Immediately after Trump’s appeal, Iranian state TV aired Navid’s taped confession, but many human rights groups are concerned the confession was extracted under torture.
Hassan Younesi, an attorney for the brothers, said there was no video of “the moment of the security guard’s killing. He added that footage used as evidence in the case was taken an hour before the crime took place,” the BBC reported.
Navid’s appeal has been rejected.
Who is coming to his defense?
Human rights activists, wrestlers, Amerian and international sporting organizations and Iranian-Americans are outraged by the sentences.
“There’s no question in my mind … he’s been sentenced to death for peaceful protest and to be made an example of,” said Rob Koehler, director general of Global Athlete, a lobbying group for athletes. “He’s being used as an example, and that’s why we’re calling on all athletes to speak up.”
Koehler fears his execution is imminent.
VOA Persian spoke with Hadi Ghaemi, executive director of the New York-based Center for Human Rights in Iran, who said Iran is using executions of participants in anti-government protests to make a point.
“This political use of the judiciary is highly condemnable, and we should not allow the sentence against Navid Afkari to be carried out,” Ghaemi said. “We also should not allow Iran to carry out a wave of executions as it did in the 1980s.”
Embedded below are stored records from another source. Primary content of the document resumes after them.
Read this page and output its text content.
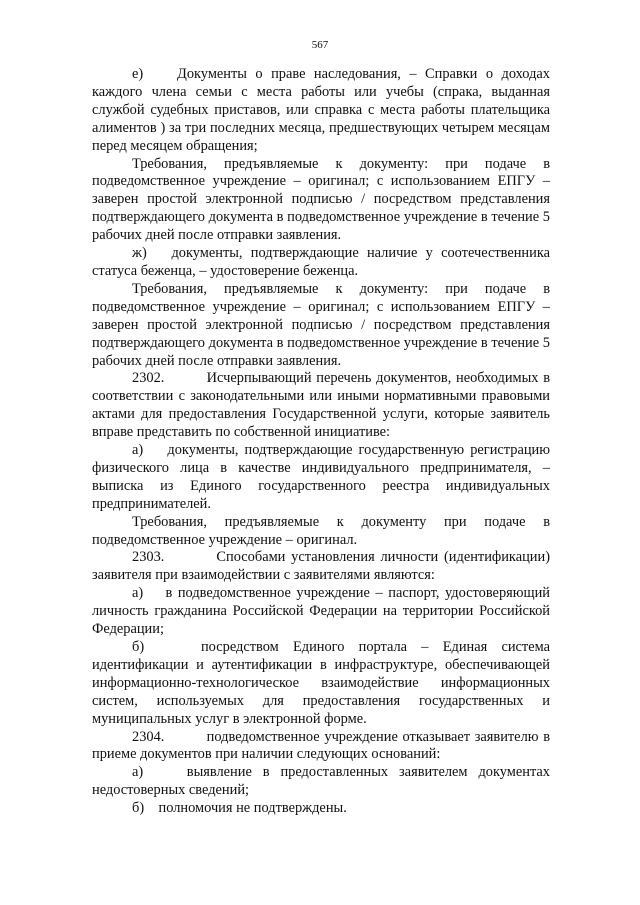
567

е)    Документы о праве наследования, – Справки о доходах каждого члена семьи с места работы или учебы (спрака, выданная службой судебных приставов, или справка с места работы плательщика алиментов ) за три последних месяца, предшествующих четырем месяцам перед месяцем обращения;

Требования, предъявляемые к документу: при подаче в подведомственное учреждение – оригинал; с использованием ЕПГУ – заверен простой электронной подписью / посредством представления подтверждающего документа в подведомственное учреждение в течение 5 рабочих дней после отправки заявления.

ж)   документы, подтверждающие наличие у соотечественника статуса беженца, – удостоверение беженца.

Требования, предъявляемые к документу: при подаче в подведомственное учреждение – оригинал; с использованием ЕПГУ – заверен простой электронной подписью / посредством представления подтверждающего документа в подведомственное учреждение в течение 5 рабочих дней после отправки заявления.

2302.         Исчерпывающий перечень документов, необходимых в соответствии с законодательными или иными нормативными правовыми актами для предоставления Государственной услуги, которые заявитель вправе представить по собственной инициативе:

а)    документы, подтверждающие государственную регистрацию физического лица в качестве индивидуального предпринимателя, – выписка из Единого государственного реестра индивидуальных предпринимателей.

Требования, предъявляемые к документу при подаче в подведомственное учреждение – оригинал.

2303.         Способами установления личности (идентификации) заявителя при взаимодействии с заявителями являются:

а)    в подведомственное учреждение – паспорт, удостоверяющий личность гражданина Российской Федерации на территории Российской Федерации;

б)    посредством Единого портала – Единая система идентификации и аутентификации в инфраструктуре, обеспечивающей информационно-технологическое взаимодействие информационных систем, используемых для предоставления государственных и муниципальных услуг в электронной форме.

2304.         подведомственное учреждение отказывает заявителю в приеме документов при наличии следующих оснований:

а)    выявление в предоставленных заявителем документах недостоверных сведений;

б)    полномочия не подтверждены.
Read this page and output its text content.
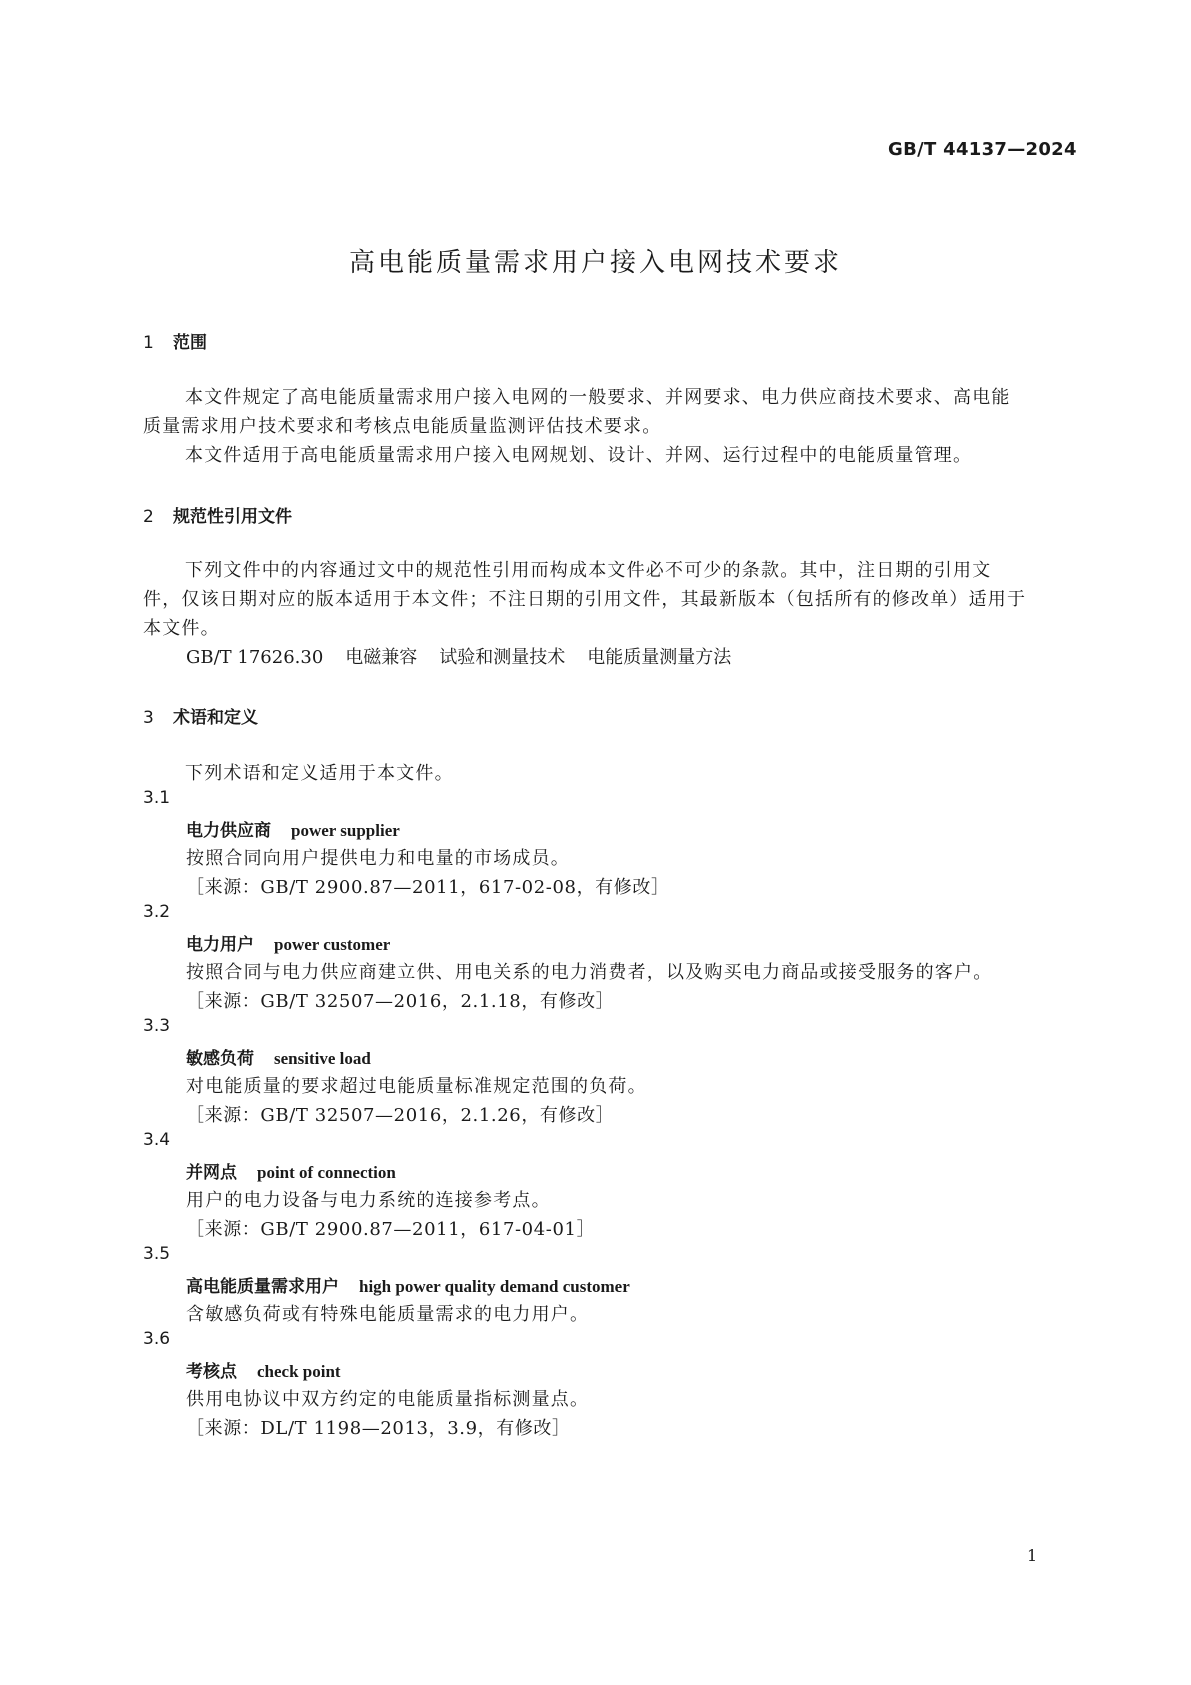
GB/T 44137—2024
高电能质量需求用户接入电网技术要求
1 范围
本文件规定了高电能质量需求用户接入电网的一般要求、并网要求、电力供应商技术要求、高电能
质量需求用户技术要求和考核点电能质量监测评估技术要求。
本文件适用于高电能质量需求用户接入电网规划、设计、并网、运行过程中的电能质量管理。
2 规范性引用文件
下列文件中的内容通过文中的规范性引用而构成本文件必不可少的条款。其中，注日期的引用文
件，仅该日期对应的版本适用于本文件；不注日期的引用文件，其最新版本（包括所有的修改单）适用于
本文件。
GB/T 17626.30 电磁兼容 试验和测量技术 电能质量测量方法
3 术语和定义
下列术语和定义适用于本文件。
3.1
电力供应商 power supplier
按照合同向用户提供电力和电量的市场成员。
［来源：GB/T 2900.87—2011，617-02-08，有修改］
3.2
电力用户 power customer
按照合同与电力供应商建立供、用电关系的电力消费者，以及购买电力商品或接受服务的客户。
［来源：GB/T 32507—2016，2.1.18，有修改］
3.3
敏感负荷 sensitive load
对电能质量的要求超过电能质量标准规定范围的负荷。
［来源：GB/T 32507—2016，2.1.26，有修改］
3.4
并网点 point of connection
用户的电力设备与电力系统的连接参考点。
［来源：GB/T 2900.87—2011，617-04-01］
3.5
高电能质量需求用户 high power quality demand customer
含敏感负荷或有特殊电能质量需求的电力用户。
3.6
考核点 check point
供用电协议中双方约定的电能质量指标测量点。
［来源：DL/T 1198—2013，3.9，有修改］
1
World Players Association Director Brendan Schwab said an execution of the Iranian wrestler would be a “repudiation of the humanitarian values that underpin sport” and should “result in Iran forfeiting its right to be a part of sport’s universal community.”
“Navid was one of thousands of Iranian citizens who took part in spontaneous demonstrations that year against economic hardship and political repression in Iran,” said a statement from the WPA.
“However, he has been unjustly targeted by the Iranian authorities who want to make an example out of a popular, high-profile athlete and intimidate others who might dare exercise their human right to participate in peaceful protest.”
The International Olympic Committee (IOC), in a statement to CNN, said it has been in “constant contact” with the National Olympic Committee of Iran and the Iranian Wrestling Federation, both of which are “doing their utmost to facilitate a solution.”
UFC (Ultimate Fighting Championship) President Dana White appealed to Iranian authorities saying, “He is one of us. He could be any of my fighters.”